Nécessité de plus d’engagements pour la préservation de l’Océan et du milieu marin

8 Jun 2021

A Madagascar, le milieu marin est directement impacté par la pollution du fait qu’il existe très peu de systèmes de tri, de collecte et de traitement de déchets. Pour faire face à cette situation alarmante, CetaMada a initié deux projets qui traitent le problème de déchets. Un projet sur le suivi et évaluation des déchets marins le long des côtes malgaches et un autre sur la gestion décentralisée des déchets sur l’île Sainte-Marie.
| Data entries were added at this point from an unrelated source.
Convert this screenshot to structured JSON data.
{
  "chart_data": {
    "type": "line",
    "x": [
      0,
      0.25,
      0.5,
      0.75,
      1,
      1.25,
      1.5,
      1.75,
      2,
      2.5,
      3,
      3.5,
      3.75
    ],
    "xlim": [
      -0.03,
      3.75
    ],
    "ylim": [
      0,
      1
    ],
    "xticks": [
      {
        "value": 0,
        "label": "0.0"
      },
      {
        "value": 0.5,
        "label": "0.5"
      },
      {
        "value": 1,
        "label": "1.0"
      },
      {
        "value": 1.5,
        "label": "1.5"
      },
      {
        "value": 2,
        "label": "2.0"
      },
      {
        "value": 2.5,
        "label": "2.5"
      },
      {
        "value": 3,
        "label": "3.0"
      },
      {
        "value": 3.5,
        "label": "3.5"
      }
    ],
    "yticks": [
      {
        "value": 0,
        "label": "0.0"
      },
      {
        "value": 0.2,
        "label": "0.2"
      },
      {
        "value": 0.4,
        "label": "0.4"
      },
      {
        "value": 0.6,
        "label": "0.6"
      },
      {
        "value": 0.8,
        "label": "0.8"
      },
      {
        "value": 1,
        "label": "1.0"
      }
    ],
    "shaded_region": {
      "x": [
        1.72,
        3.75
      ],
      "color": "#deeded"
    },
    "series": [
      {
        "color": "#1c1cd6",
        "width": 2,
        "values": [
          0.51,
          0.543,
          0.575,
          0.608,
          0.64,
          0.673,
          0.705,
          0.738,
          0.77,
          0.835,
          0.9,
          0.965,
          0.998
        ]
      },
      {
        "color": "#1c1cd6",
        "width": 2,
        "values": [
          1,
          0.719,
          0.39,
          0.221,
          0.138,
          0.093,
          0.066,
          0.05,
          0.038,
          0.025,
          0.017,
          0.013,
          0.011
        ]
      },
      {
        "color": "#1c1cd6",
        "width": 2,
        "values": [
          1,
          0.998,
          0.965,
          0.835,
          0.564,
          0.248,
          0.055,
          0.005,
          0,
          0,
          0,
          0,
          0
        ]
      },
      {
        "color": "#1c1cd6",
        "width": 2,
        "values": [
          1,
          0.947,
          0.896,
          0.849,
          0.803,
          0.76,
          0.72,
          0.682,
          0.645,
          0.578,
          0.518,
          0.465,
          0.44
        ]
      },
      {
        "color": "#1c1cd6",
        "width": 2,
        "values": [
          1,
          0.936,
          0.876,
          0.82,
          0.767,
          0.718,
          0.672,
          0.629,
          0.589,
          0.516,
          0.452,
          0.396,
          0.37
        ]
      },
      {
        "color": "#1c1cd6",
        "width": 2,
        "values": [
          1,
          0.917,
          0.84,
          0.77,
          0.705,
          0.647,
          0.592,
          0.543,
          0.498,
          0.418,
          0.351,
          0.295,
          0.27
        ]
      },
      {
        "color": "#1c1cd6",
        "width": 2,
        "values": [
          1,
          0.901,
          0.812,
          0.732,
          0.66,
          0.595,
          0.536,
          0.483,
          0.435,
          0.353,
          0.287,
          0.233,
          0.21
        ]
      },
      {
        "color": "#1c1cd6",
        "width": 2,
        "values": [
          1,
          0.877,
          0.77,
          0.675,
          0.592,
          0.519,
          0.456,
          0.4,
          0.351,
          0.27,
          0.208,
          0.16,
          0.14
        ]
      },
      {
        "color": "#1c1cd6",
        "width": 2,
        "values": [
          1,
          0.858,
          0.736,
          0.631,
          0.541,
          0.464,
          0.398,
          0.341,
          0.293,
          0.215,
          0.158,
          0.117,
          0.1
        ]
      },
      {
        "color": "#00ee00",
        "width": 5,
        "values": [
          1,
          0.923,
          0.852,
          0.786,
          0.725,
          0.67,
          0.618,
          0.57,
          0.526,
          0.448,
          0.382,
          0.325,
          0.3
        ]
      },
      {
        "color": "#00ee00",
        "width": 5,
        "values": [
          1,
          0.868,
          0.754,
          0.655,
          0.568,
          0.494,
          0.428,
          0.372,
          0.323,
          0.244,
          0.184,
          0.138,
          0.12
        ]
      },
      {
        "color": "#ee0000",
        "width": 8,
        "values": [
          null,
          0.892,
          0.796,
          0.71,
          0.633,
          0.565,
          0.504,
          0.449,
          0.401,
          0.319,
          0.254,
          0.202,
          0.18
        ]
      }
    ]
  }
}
D’après les explications, le premier vise à quantifier et déterminer l’origine des déchets observés sur les plages afin de constituer une première base de données sur les déchets marins à Madagascar. Le second quant à lui concerne la mise en place d’un programme de gestion des déchets dans les villages Sud de l’île Sainte-Marie.

De son côté, Alliance Voahary Gasy, recommande la sauvegarde des océans et de ses ressources à travers les habitudes quotidiennes en évitant par exemple l’utilisation du plastique à usage unique et en se renseignant sur les périodes d’ouverture et de fermeture de pêche et respecter les dispositions prises.

L’Océan, Vie et Moyens de Subsistance. Tel est le thème de la journeé mondiale de l’Océan cette année. D’autres initiatives pour la préservation du milieu marin et des ressources marines existent également à Madagascar, à l’instar du projet USAID Mikajy executé par Tetra Tech International Development Services dans la baie d’Antongyl. Le projet a aidé à mettre en place huit nouvelles aires marines de gestion locale (LMMA). Ces nouvelles aires marines de gestion locale (LMMA) forment une ceinture bleue de ressources marines gérées de manière durable et responsable par les communautés locales. Cette ceinture bleue renforce les communautés, améliore les moyens de subsistance et aide à préserver la biodiversité marine. Désormais, il y a 35 LMMA dans la Baie, indique-t-on.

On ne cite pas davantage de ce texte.